Impressions – Emerging SE Asia

Viktor Dimitrov

Viktor is an INSEAD alumnus based in Singapore. Hailing from Emerging Europe, he has spent the last couple of years exploring Southeast Asia. He will write about his impressions from a vast and complex region, from a point of view of a foreigner with culturally hungry eyes

As the plane hit the tarmac, I got a first glimpse of this sprawling Southeast Asian city. The smog and dust from the burning rice fields was overwhelming and made every breath feel like a sip of old Scotch whisky. I grew up thinking that places like Czech Republic, Poland, Hungary or Bulgaria were having to do some catch-up (for full disclosure: I call the latter two countries my home). However, this place looked nothing like what I had experienced before, this was Emerging Market par excellence.

Numbers and stats often fail to paint a clear picture about the magnitude of the change. We met Loan in Saigon by accident, and were eager to hear her story. Born 28 years ago in a large village Northwest from Hanoi, she got her first pair of shoes at the age of 13. Her family invested in a colour TV shortly after. Loan herself became the first woman from her community to finish high school, and the first person ever to graduate from university. She is one of the millions who leapt straight into modernity, at the cost of enormous effort. These millions form the aspirational, urban middle class of Saigon and Vietnam or any other country in Southeast Asia and other emerging markets. They are the backbone of the process that makes everybody – from political observers to investors – salivate over the opportunities hidden in this once in a lifetime transformation.
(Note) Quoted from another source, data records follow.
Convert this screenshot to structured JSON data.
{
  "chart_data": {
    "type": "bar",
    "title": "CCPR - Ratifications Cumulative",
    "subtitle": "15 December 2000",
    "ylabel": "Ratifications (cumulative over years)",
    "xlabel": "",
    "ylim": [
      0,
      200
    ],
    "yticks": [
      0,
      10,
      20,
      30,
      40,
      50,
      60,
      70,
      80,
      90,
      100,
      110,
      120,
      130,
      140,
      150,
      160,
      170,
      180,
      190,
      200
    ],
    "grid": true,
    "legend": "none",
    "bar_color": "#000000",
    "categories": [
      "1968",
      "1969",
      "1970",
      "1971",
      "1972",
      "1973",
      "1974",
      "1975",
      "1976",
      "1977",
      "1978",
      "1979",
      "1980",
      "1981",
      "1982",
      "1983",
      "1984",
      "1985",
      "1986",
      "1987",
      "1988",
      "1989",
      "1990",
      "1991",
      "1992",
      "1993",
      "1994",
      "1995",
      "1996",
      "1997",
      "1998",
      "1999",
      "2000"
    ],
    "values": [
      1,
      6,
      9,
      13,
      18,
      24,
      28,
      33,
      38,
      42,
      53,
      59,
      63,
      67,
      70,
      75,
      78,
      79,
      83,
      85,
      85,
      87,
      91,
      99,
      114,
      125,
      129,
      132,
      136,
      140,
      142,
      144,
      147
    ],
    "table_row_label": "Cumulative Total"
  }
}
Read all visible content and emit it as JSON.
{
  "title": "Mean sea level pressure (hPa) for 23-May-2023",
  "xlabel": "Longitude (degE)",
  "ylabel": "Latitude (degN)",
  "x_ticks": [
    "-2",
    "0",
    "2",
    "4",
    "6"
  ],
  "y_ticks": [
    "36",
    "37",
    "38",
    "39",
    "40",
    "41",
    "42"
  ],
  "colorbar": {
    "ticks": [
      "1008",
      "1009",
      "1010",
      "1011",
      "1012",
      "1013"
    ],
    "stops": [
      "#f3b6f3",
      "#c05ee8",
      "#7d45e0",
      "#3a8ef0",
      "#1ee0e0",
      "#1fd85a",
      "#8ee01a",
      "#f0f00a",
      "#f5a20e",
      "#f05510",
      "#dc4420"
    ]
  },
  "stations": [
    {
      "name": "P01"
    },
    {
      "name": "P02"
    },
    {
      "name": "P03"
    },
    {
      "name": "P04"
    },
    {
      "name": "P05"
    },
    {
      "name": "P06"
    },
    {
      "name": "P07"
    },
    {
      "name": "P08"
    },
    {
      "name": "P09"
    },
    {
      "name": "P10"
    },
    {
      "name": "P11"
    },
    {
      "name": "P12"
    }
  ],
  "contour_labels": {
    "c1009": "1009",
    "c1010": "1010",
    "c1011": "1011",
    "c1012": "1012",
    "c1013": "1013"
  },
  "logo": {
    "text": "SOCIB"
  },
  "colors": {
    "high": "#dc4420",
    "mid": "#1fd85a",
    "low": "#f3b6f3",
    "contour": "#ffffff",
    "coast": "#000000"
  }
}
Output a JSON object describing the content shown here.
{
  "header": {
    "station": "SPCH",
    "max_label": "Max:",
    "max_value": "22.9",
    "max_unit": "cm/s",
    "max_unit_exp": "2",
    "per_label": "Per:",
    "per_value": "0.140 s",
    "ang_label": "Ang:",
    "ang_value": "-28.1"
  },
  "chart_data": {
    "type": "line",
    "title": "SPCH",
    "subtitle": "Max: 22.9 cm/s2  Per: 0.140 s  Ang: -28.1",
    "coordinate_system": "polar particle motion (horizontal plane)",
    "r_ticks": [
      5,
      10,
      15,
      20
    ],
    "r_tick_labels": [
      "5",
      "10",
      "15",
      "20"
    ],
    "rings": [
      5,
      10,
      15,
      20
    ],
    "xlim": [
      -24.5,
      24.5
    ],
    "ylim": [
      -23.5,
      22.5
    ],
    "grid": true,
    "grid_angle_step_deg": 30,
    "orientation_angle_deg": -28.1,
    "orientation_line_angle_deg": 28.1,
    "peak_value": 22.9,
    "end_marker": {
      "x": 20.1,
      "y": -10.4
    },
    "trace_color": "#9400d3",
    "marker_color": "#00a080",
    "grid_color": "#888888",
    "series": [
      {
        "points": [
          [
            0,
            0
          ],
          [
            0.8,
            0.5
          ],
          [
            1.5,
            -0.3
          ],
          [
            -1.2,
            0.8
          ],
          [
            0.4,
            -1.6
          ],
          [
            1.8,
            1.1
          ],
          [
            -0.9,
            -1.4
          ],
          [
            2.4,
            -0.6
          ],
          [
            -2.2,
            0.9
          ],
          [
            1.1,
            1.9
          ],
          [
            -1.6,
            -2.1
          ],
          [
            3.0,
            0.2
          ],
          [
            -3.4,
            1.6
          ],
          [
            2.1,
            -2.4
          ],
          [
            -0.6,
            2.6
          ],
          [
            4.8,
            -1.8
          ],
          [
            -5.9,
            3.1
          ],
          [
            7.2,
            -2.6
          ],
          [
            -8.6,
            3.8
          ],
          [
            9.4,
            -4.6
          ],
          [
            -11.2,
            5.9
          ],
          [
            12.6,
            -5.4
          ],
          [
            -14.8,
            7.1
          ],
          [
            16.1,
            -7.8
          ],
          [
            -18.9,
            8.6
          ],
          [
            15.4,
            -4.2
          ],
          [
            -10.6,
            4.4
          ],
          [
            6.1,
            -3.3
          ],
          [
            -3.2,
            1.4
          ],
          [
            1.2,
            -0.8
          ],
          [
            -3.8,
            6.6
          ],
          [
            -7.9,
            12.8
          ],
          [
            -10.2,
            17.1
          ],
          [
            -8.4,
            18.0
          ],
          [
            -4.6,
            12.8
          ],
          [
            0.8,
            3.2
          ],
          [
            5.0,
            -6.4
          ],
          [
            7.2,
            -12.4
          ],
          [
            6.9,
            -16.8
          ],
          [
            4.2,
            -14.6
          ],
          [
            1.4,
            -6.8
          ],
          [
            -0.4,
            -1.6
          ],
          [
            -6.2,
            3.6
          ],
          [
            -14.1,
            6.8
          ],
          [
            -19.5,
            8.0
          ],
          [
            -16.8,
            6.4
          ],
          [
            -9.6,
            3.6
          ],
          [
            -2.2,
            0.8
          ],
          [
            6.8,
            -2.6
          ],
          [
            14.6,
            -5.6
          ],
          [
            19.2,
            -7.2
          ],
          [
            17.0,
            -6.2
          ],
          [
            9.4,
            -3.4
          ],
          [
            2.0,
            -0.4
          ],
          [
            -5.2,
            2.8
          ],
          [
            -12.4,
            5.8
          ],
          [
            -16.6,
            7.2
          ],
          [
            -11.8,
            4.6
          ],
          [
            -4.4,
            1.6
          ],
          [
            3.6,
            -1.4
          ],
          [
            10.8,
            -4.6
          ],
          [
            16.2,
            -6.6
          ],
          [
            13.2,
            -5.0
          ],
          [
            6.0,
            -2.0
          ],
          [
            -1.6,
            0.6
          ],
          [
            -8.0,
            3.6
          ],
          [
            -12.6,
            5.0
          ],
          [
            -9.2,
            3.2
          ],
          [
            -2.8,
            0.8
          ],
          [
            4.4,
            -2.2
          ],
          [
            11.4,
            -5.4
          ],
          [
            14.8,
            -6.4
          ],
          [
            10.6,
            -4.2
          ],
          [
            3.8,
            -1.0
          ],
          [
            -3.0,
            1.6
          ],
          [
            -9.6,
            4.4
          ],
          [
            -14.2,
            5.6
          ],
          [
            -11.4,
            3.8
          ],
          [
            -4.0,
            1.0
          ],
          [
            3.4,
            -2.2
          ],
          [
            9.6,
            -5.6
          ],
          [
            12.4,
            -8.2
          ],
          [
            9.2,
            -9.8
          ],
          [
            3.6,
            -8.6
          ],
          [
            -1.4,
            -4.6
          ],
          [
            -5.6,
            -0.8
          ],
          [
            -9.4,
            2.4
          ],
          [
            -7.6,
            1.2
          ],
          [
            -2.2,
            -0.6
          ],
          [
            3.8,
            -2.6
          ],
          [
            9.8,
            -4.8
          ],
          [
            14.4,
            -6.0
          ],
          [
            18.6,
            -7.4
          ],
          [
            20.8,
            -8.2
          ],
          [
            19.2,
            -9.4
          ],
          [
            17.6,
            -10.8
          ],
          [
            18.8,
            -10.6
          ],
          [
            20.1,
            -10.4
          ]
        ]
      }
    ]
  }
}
In my subsequent work on private equity and M&A deals in Southeast Asia, I have often reminded myself of the period between the late 90s right up to 2008 days, when Eastern Europe was the darling of the global investor community. Foreign direct investment records were broken yearly, new private equity funds sprung up seemingly every other day. The region was on a supposedly inevitable path of convergence towards Western Europe. And converge it did – toward the quagmire of the post-crisis stagnation. Suddenly, a new narrative was constructed around Warren Buffett’s quote that “only when the tide goes out do you discover who’s been swimming naked”. Emerging Markets are the most exposed to hubris and complacency, and often swim naked.

It is now Southeast Asia’s turn to be the Emerging Market of choice, and rightly so – the macro-trends are so spectacular that even in a supposedly bad year the region is doing much better than the world as a whole. At the same time, this is home for some of the most corrupt political regimes (as per the latest Transparency International Survey). The regional market is inefficient despite ASEAN’s aspirations to create a wider zone of economic cooperation. As an example, Eastern Europe’s integration into the European Union was a massive driving force for improvement in institutional quality. Business practices gradually became more professional and made life much easier for owners, investors, and partners. However, in Southeast Asia, a private equity investor should count himself lucky if shown a coherent set of financial statements to start with – without necessarily qualifying if the numbers are real or not. Due diligence and leap of faith should in theory be mutually exclusive.

So, for all the excitement, the question is whether Southeast Asia will eventually develop the right infrastructure for business owners and investors. There are no permanent emerging markets – graduation to the developed world or stagnation are the two possible outcomes.